What is needed is not so much to kill these projects, though that also would be a worthwhile end, but for greenhouse gas evaluation to be part of ConnectOregon VI in ranking and funding the next round. And that's a Legislative project with ODOT.

That's what the Sierra Club should probably be working on.

The hearing starts about 1:30pm on the 17th. If you'd like to attend and testify, RSVP to Hans West Salem Beyond Coal (westh3@gmail.com) copy RSVP to Laura Stevens Sierra Club Beyond Coal (laura.stevens@sierraclub.org)

Update, November 29th

Here's more disconnect:

3 comments:

Laurie Dougherty said...

If you can't get to the ODOT hearing on ConnectOregon funding, written testimony can be submitted through July 25 to: ConnectOregon@odot.state.or.us
or via hard copy to: ODOT, Attn: Chris Cummings, 555 13 St. NE, Salem, Oregon 97301.

Anonymous said...

Bike Portland has more on Connect Oregon -

http://bikeportland.org/2014/07/16/bikeped-belong-question-states-funding-bike-projects-108871

Anonymous said...

And here's Peter Wong's piece in the Portland Tribune on the final OTC vote -

http://portlandtribune.com/sl/231074-95161-coal-export-project-gets-docked

The coal project was dropped, but the two oil projects moved forward.

"Voting in the majority to delete funding for the Berth 2 project were commission members Dave Lohman of Medford, Catherine Mater of Corvallis and Alando Simpson of Portland.

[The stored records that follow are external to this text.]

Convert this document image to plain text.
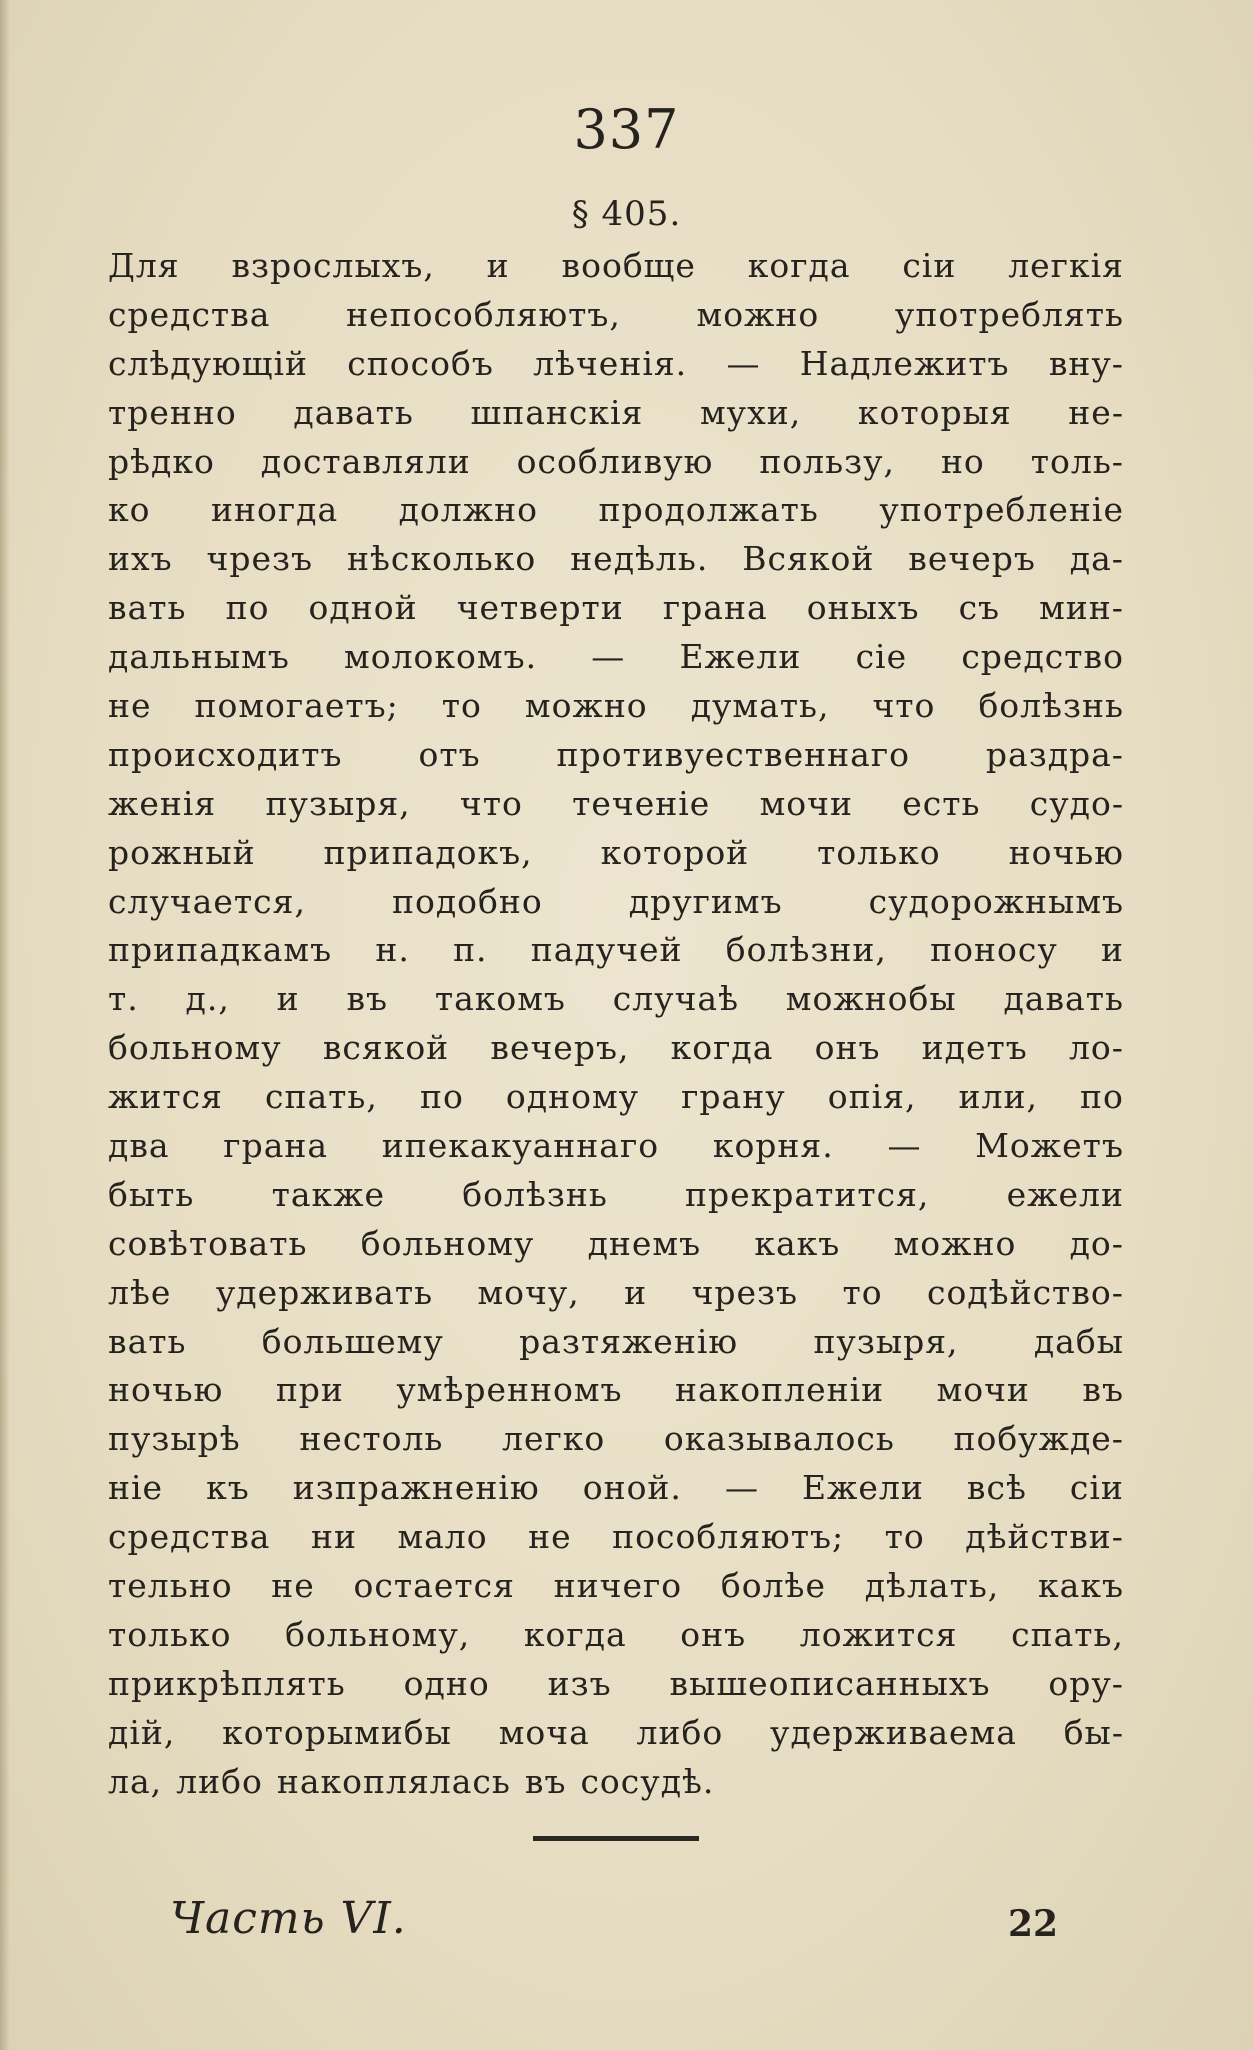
337
§ 405.
Для взрослыхъ, и вообще когда сiи легкiя
средства непособляютъ, можно употреблять
слѣдующiй способъ лѣченiя. — Надлежитъ вну-
тренно давать шпанскiя мухи, которыя не-
рѣдко доставляли особливую пользу, но толь-
ко иногда должно продолжать употребленiе
ихъ чрезъ нѣсколько недѣль. Всякой вечеръ да-
вать по одной четверти грана оныхъ съ мин-
дальнымъ молокомъ. — Ежели сiе средство
не помогаетъ; то можно думать, что болѣзнь
происходитъ отъ противуественнаго раздра-
женiя пузыря, что теченiе мочи есть судо-
рожный припадокъ, которой только ночью
случается,	подобно	другимъ	судорожнымъ
припадкамъ н. п. падучей болѣзни, поносу и
т. д., и въ такомъ случаѣ можнобы давать
больному всякой вечеръ, когда онъ идетъ ло-
жится спать, по одному грану опiя, или, по
два грана ипекакуаннаго корня. — Можетъ
быть также болѣзнь прекратится, ежели
совѣтовать больному днемъ какъ можно до-
лѣе удерживать мочу, и чрезъ то содѣйство-
вать большему разтяженiю пузыря, дабы
ночью при умѣренномъ накопленiи мочи въ
пузырѣ нестоль легко оказывалось побужде-
нiе къ изпражненiю оной. — Ежели всѣ сiи
средства ни мало не пособляютъ; то дѣйстви-
тельно не остается ничего болѣе дѣлать, какъ
только больному, когда онъ ложится спать,
прикрѣплять одно изъ вышеописанныхъ ору-
дiй, которымибы моча либо удерживаема бы-
ла, либо накоплялась въ сосудѣ.
Часть VI.	22
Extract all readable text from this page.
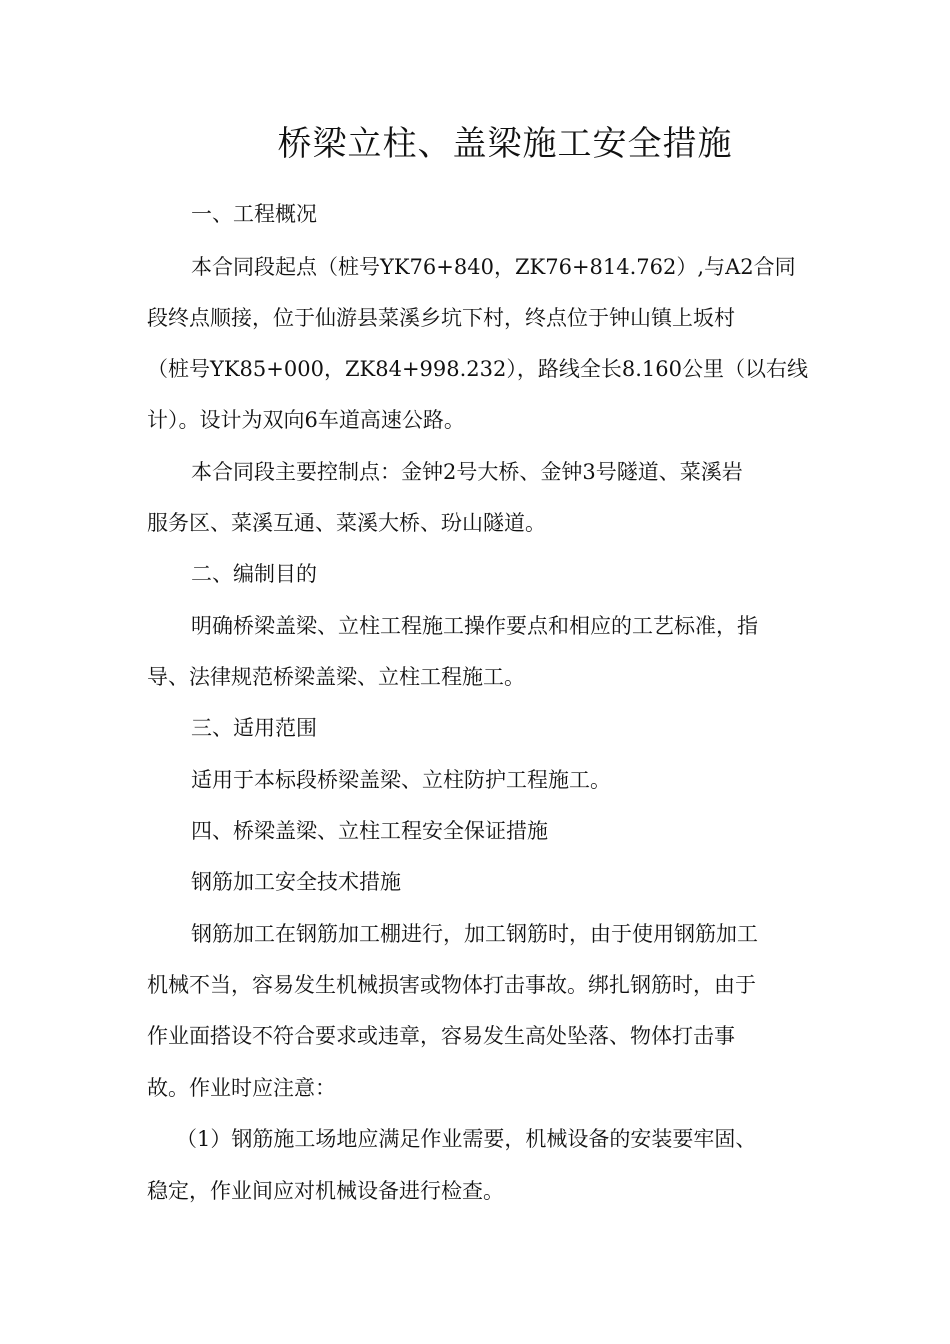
桥梁立柱、盖梁施工安全措施
一、工程概况
本合同段起点（桩号YK76+840，ZK76+814.762）,与A2合同
段终点顺接，位于仙游县菜溪乡坑下村，终点位于钟山镇上坂村
（桩号YK85+000，ZK84+998.232），路线全长8.160公里（以右线
计）。设计为双向6车道高速公路。
本合同段主要控制点：金钟2号大桥、金钟3号隧道、菜溪岩
服务区、菜溪互通、菜溪大桥、玢山隧道。
二、编制目的
明确桥梁盖梁、立柱工程施工操作要点和相应的工艺标准，指
导、法律规范桥梁盖梁、立柱工程施工。
三、适用范围
适用于本标段桥梁盖梁、立柱防护工程施工。
四、桥梁盖梁、立柱工程安全保证措施
钢筋加工安全技术措施
钢筋加工在钢筋加工棚进行，加工钢筋时，由于使用钢筋加工
机械不当，容易发生机械损害或物体打击事故。绑扎钢筋时，由于
作业面搭设不符合要求或违章，容易发生高处坠落、物体打击事
故。作业时应注意：
（1）钢筋施工场地应满足作业需要，机械设备的安装要牢固、
稳定，作业间应对机械设备进行检查。
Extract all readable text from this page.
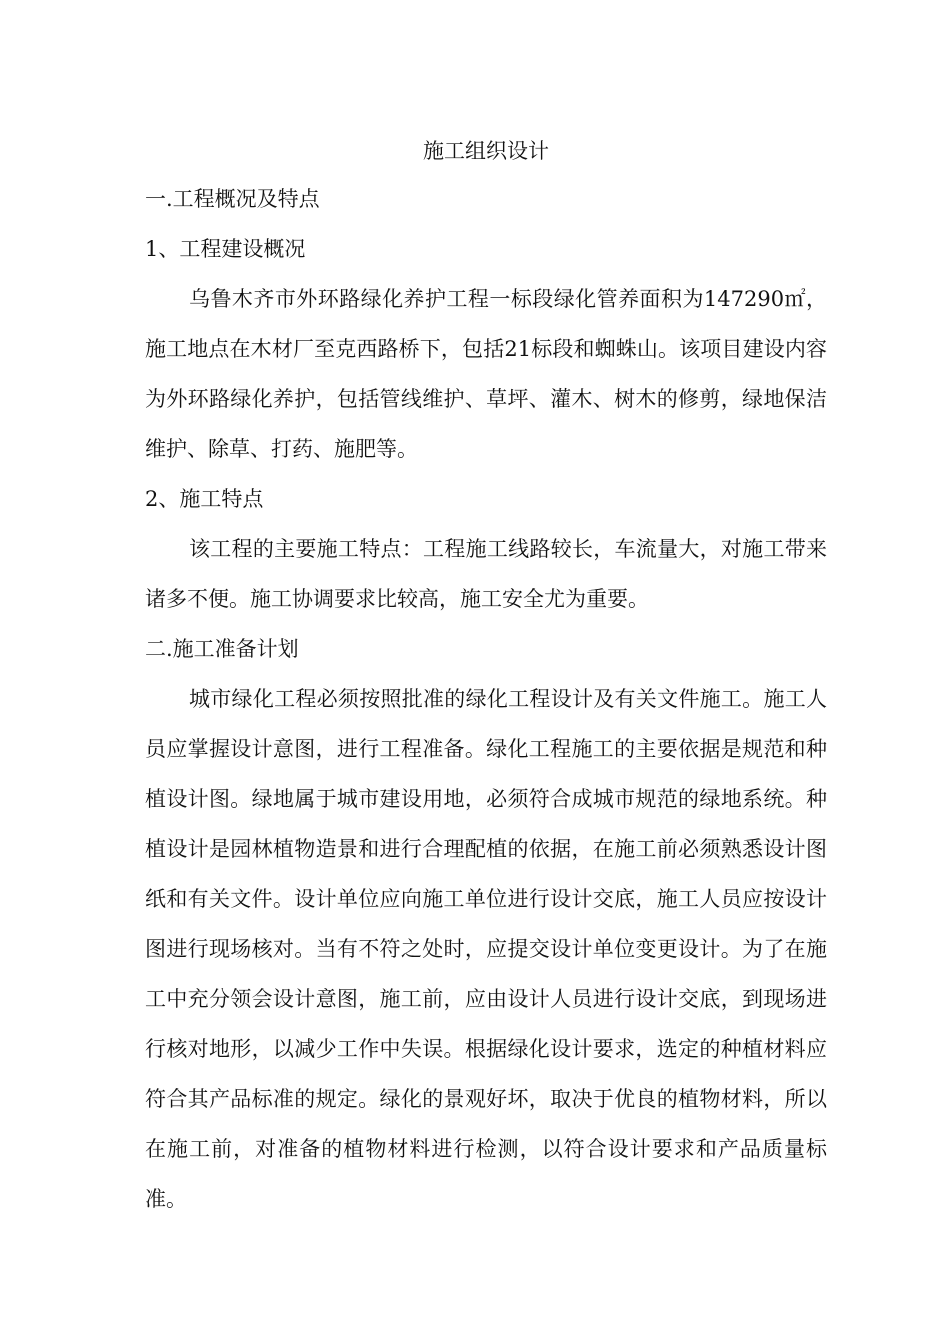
施工组织设计

一.工程概况及特点

1、工程建设概况

乌鲁木齐市外环路绿化养护工程一标段绿化管养面积为147290㎡，施工地点在木材厂至克西路桥下，包括21标段和蜘蛛山。该项目建设内容为外环路绿化养护，包括管线维护、草坪、灌木、树木的修剪，绿地保洁维护、除草、打药、施肥等。

2、施工特点

该工程的主要施工特点：工程施工线路较长，车流量大，对施工带来诸多不便。施工协调要求比较高，施工安全尤为重要。

二.施工准备计划

城市绿化工程必须按照批准的绿化工程设计及有关文件施工。施工人员应掌握设计意图，进行工程准备。绿化工程施工的主要依据是规范和种植设计图。绿地属于城市建设用地，必须符合成城市规范的绿地系统。种植设计是园林植物造景和进行合理配植的依据，在施工前必须熟悉设计图纸和有关文件。设计单位应向施工单位进行设计交底，施工人员应按设计图进行现场核对。当有不符之处时，应提交设计单位变更设计。为了在施工中充分领会设计意图，施工前，应由设计人员进行设计交底，到现场进行核对地形，以减少工作中失误。根据绿化设计要求，选定的种植材料应符合其产品标准的规定。绿化的景观好坏，取决于优良的植物材料，所以在施工前，对准备的植物材料进行检测，以符合设计要求和产品质量标准。
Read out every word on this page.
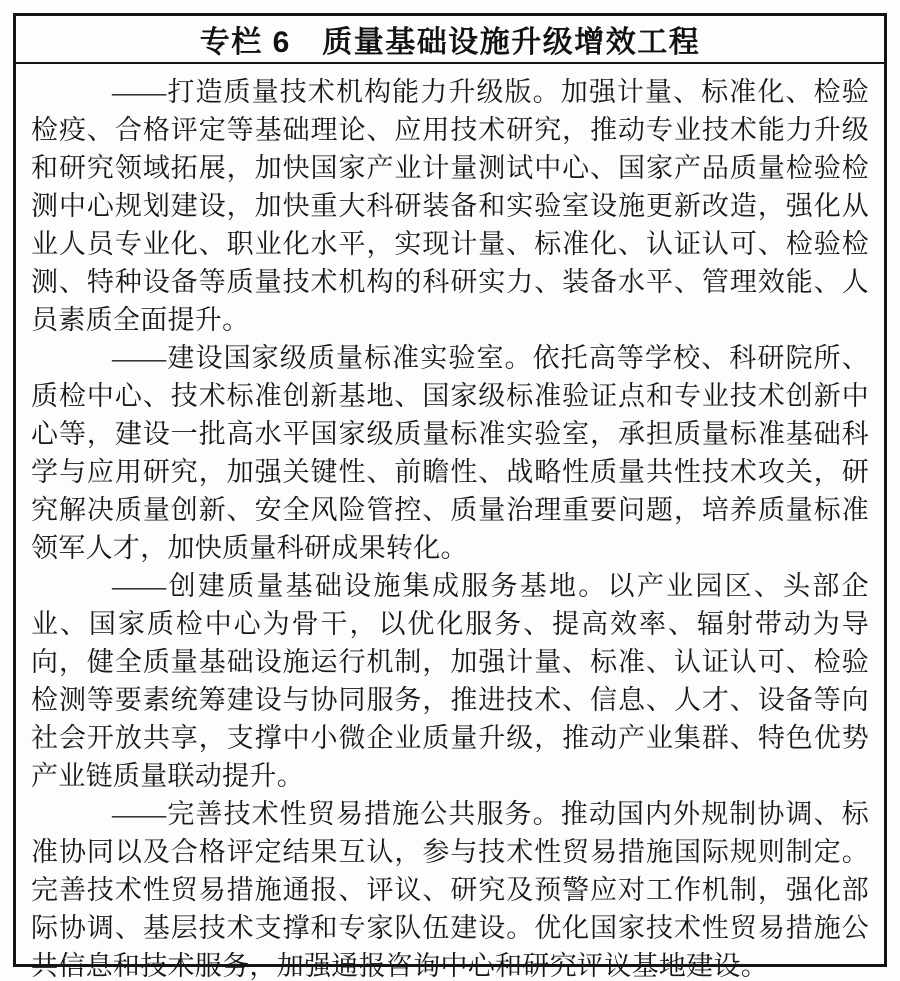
专栏 6　质量基础设施升级增效工程

——打造质量技术机构能力升级版。加强计量、标准化、检验检疫、合格评定等基础理论、应用技术研究，推动专业技术能力升级和研究领域拓展，加快国家产业计量测试中心、国家产品质量检验检测中心规划建设，加快重大科研装备和实验室设施更新改造，强化从业人员专业化、职业化水平，实现计量、标准化、认证认可、检验检测、特种设备等质量技术机构的科研实力、装备水平、管理效能、人员素质全面提升。

——建设国家级质量标准实验室。依托高等学校、科研院所、质检中心、技术标准创新基地、国家级标准验证点和专业技术创新中心等，建设一批高水平国家级质量标准实验室，承担质量标准基础科学与应用研究，加强关键性、前瞻性、战略性质量共性技术攻关，研究解决质量创新、安全风险管控、质量治理重要问题，培养质量标准领军人才，加快质量科研成果转化。

——创建质量基础设施集成服务基地。以产业园区、头部企业、国家质检中心为骨干，以优化服务、提高效率、辐射带动为导向，健全质量基础设施运行机制，加强计量、标准、认证认可、检验检测等要素统筹建设与协同服务，推进技术、信息、人才、设备等向社会开放共享，支撑中小微企业质量升级，推动产业集群、特色优势产业链质量联动提升。

——完善技术性贸易措施公共服务。推动国内外规制协调、标准协同以及合格评定结果互认，参与技术性贸易措施国际规则制定。完善技术性贸易措施通报、评议、研究及预警应对工作机制，强化部际协调、基层技术支撑和专家队伍建设。优化国家技术性贸易措施公共信息和技术服务，加强通报咨询中心和研究评议基地建设。
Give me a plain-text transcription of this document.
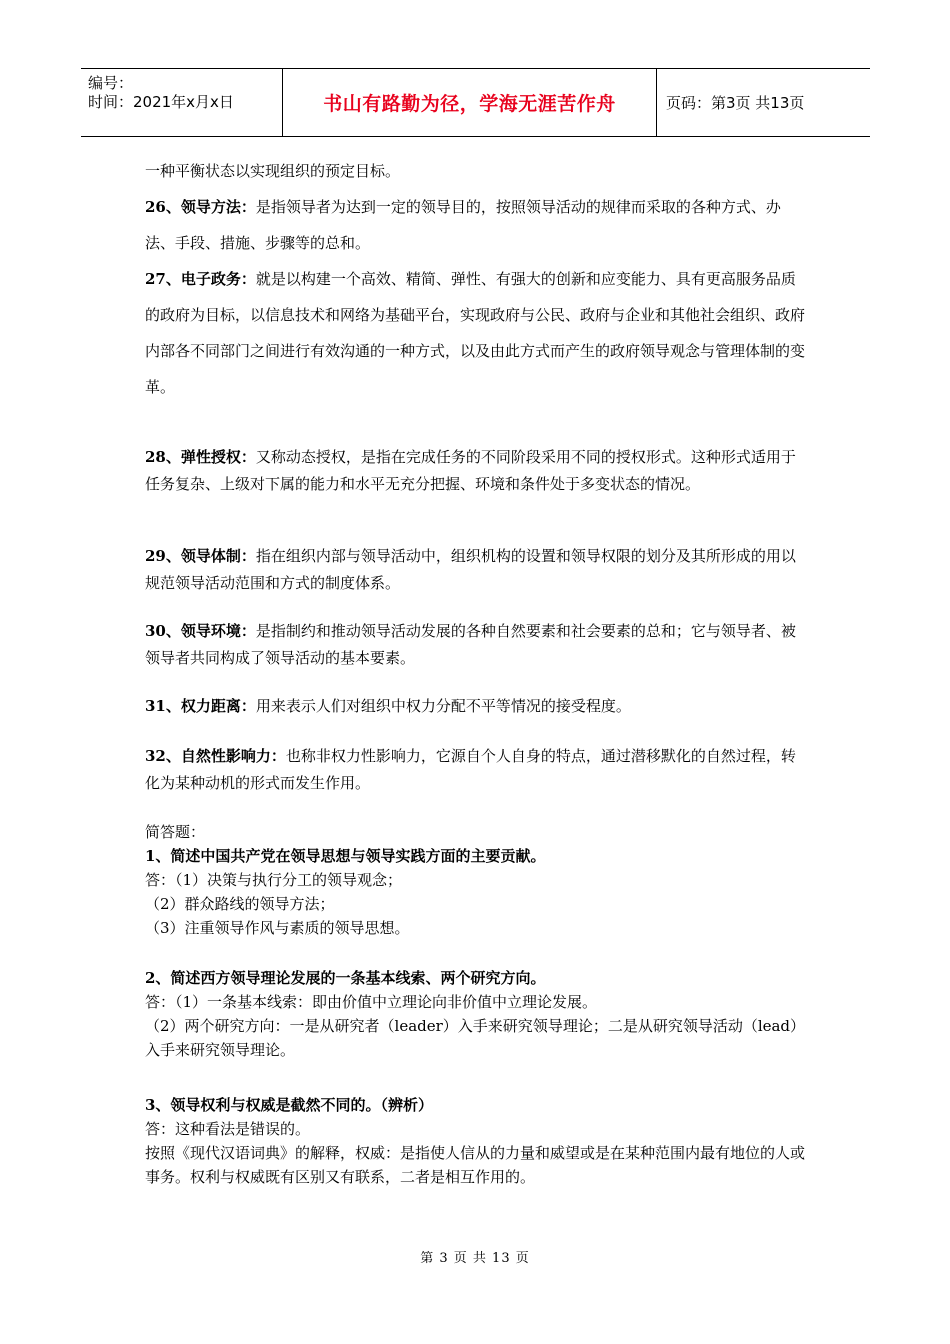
编号：
时间：2021年x月x日	书山有路勤为径，学海无涯苦作舟	页码：第3页 共13页

一种平衡状态以实现组织的预定目标。

26、领导方法：是指领导者为达到一定的领导目的，按照领导活动的规律而采取的各种方式、办法、手段、措施、步骤等的总和。

27、电子政务：就是以构建一个高效、精简、弹性、有强大的创新和应变能力、具有更高服务品质的政府为目标，以信息技术和网络为基础平台，实现政府与公民、政府与企业和其他社会组织、政府内部各不同部门之间进行有效沟通的一种方式，以及由此方式而产生的政府领导观念与管理体制的变革。

28、弹性授权：又称动态授权，是指在完成任务的不同阶段采用不同的授权形式。这种形式适用于任务复杂、上级对下属的能力和水平无充分把握、环境和条件处于多变状态的情况。

29、领导体制：指在组织内部与领导活动中，组织机构的设置和领导权限的划分及其所形成的用以规范领导活动范围和方式的制度体系。

30、领导环境：是指制约和推动领导活动发展的各种自然要素和社会要素的总和；它与领导者、被领导者共同构成了领导活动的基本要素。

31、权力距离：用来表示人们对组织中权力分配不平等情况的接受程度。

32、自然性影响力：也称非权力性影响力，它源自个人自身的特点，通过潜移默化的自然过程，转化为某种动机的形式而发生作用。

简答题：
1、简述中国共产党在领导思想与领导实践方面的主要贡献。
答：（1）决策与执行分工的领导观念；
（2）群众路线的领导方法；
（3）注重领导作风与素质的领导思想。
2、简述西方领导理论发展的一条基本线索、两个研究方向。
答：（1）一条基本线索：即由价值中立理论向非价值中立理论发展。
（2）两个研究方向：一是从研究者（leader）入手来研究领导理论；二是从研究领导活动（lead）入手来研究领导理论。
3、领导权利与权威是截然不同的。（辨析）
答：这种看法是错误的。
按照《现代汉语词典》的解释，权威：是指使人信从的力量和威望或是在某种范围内最有地位的人或事务。权利与权威既有区别又有联系，二者是相互作用的。
第 3 页 共 13 页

“I think we have an obligation to ask ourselves if we are approving projects that would limit the ability of future generations to meet their needs,” Lohman said in a recording made available by the ODOT staff.

Mater said she had no problem with funding for two other related projects that drew criticism.

But the ready-to-go status of the Berth 2 project, Mater said, “is where I begin to get some heartburn.”

She said unlike the Berth 1 project at the Port of St. Helens, which would ease oil shipments, the Department of State Lands has raised questions about the Berth 2 project รข€“ and that commission members became aware of those concerns only after the July 17 hearing.

Voting in the minority were members Tammy Baney, a Deschutes County commissioner, and Susan Morgan, a Douglas County commissioner. They said all the projects complied with the applicable requirements — and that lawmakers might think twice about future funding for nonhighway projects and the commission’s role if the commission started imposing its own judgments."

Baney has a public health background, and so it's interesting she accepted coal. It's also interesting that she apparently made explicit the notion that the OTC is not to exercise independent judgement in the final approvals.